So I move the sqlite db of storage node to a separate ssd disk to improve the performance and after that I notice that the ssd lifespan of my ssd is decrease like crazy, around 1%/4 days
using the, inotifywait cmd I do see a huge amount of disk activities with *.wal db file
``inotifywait -m -e modify dbpath
So my question is, is there any setting/config to mitigate/avoid this ?
The wal files are indeed written to frequently, but these are not synchronous writes, so they should not be contributing that much to SSD wear. So you will see a lot of them in inotify, but the kernel should be smart enough to only send a write command after collecting several writes to these files. If this is not the case, then you indeed have a problem—but that problem is with kernel resources, not node settings.
As such, I’d try looking for other sources of writes.
I’m think this is the issue in my case, and to test my assumption, I already move sqlite db file to a separate hdd disk and from that point my ssd lifespan doesnot decrease at that rate anymore
From my understand so correct me if I’m wrong, *.wal are normal physical db files which need to write to disk so with storagenode with hunder thousand of small segment the amount of data it need to write to disk I think is huge
.wal files are written sequentially, and with no forced synchronous writes, so in theory they shouldn’t be a problem. But if moving the database files elsewhere solved the problem, then this clearly was a problem for your case.
Frankly, I would really like to learn why it happened.
What file system are you using on that SSD? Do you have any RAID there, or any other volume management subsystems?
This looks like write amplification. Perhaps your SSD pretends to have 512 byte sector size.
This is about the wal file: Write-Ahead Logging. You may be able to control it somewhat.
If I were you I would put databases to tmpfs.
Micron SSD vary drastically in how they handle writes. They sell a separate class of SSDs optimized for small writes. Whatever they use for the consumer Crucial brand is likely the bottom of the barrel.
By messing with sqlite you will introduce instability. Since databases storj is creating have negative utility value (zero pros, all cons) you can keep them in ram on tmpfs instead.
It will be more stable and use zero SSD endurance.
This will radically solve the problem.
If for some reason you want them to persist, you can copy them to randisk at start and copy them back on persistent storage on shutdown.
Moving wal to ram is entirely pointless. It’s a journal, to save the day when power is lost during transaction. Keeping it in ram defeats the purpose.
Read them into Ramdisk on boot and offload them back to persistent storage on shutdown. Two lines of script
4 kb record size is too small. Don’t change defaults unless you have a very good reason to do so.

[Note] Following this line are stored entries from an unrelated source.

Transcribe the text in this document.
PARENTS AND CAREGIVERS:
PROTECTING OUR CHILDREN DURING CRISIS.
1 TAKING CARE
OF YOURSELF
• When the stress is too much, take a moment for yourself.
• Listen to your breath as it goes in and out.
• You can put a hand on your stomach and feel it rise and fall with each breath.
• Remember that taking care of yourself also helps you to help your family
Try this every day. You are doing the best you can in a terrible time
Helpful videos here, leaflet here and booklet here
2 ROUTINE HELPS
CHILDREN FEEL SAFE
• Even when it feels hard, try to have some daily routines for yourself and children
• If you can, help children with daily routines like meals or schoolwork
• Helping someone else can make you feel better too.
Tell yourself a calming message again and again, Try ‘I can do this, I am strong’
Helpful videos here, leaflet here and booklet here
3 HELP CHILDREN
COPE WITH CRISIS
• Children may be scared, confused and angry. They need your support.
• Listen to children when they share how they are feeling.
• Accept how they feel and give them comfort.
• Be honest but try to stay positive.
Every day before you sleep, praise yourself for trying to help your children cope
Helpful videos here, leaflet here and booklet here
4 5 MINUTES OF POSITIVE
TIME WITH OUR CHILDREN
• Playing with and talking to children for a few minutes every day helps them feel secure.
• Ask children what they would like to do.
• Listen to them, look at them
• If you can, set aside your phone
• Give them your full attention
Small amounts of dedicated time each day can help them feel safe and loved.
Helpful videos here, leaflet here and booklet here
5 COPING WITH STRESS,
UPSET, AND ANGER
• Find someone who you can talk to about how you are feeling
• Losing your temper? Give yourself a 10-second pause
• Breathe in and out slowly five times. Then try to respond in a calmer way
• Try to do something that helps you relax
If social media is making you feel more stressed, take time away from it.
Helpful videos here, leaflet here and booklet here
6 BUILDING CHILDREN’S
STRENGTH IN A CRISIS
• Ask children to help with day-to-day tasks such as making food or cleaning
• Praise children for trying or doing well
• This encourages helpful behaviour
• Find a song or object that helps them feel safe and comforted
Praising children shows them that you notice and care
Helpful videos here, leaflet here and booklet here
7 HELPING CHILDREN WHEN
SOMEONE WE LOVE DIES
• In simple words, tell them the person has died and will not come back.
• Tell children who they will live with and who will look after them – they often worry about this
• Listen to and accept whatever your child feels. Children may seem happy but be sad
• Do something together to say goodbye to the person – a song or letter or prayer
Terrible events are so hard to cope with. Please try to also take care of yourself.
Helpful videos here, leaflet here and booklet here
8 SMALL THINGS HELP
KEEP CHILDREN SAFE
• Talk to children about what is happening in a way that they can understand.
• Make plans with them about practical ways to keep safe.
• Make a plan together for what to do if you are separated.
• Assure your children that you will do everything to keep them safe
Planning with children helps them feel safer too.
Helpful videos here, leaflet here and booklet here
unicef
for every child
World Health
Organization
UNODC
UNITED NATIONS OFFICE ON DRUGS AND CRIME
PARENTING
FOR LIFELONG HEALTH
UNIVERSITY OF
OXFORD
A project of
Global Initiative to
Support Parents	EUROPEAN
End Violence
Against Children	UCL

Default on ZFS is 128k, and compression on.
I understand your SSD is in its own separate pool?
You would need to destroy is and create a new one with 4096 sectors side. (zpool create -o ashift=12 …). You can look up the current pools ashift with zfs get ….
ashift hints zfs about the physical sector size of the underlying storage device. It’s a setting for storage devices, not specific dataset.
Recordsize is a maximum size of a logical block used to store data. It’s a setting for individual datasets.
You cannot change the ashift without removing the device first.
Here is an interesting article (I skimmed though it, did not read it thoroughly, but here is a relevant quote:
ZFS admin is strongly advised to be aware of the actual sector size of his or her devices, and manually set ashift accordingly. If ashift is set too low, an astronomical read/write amplification penalty is incurred—writing a 512 byte “sectors” to a 4KiB real sector means having to write the first “sector”, then read the 4KiB sector, modify it with the second 512 byte “sector”, write it back out to a new 4KiB sector, and so forth, for every single write.
In real world terms, this amplification penalty hits a Samsung EVO SSD—which should have ashift=13, but lies about its sector size and therefore defaults to ashift=9 if not overridden by a savvy admin—hard enough to make it appear slower than a conventional rust disk.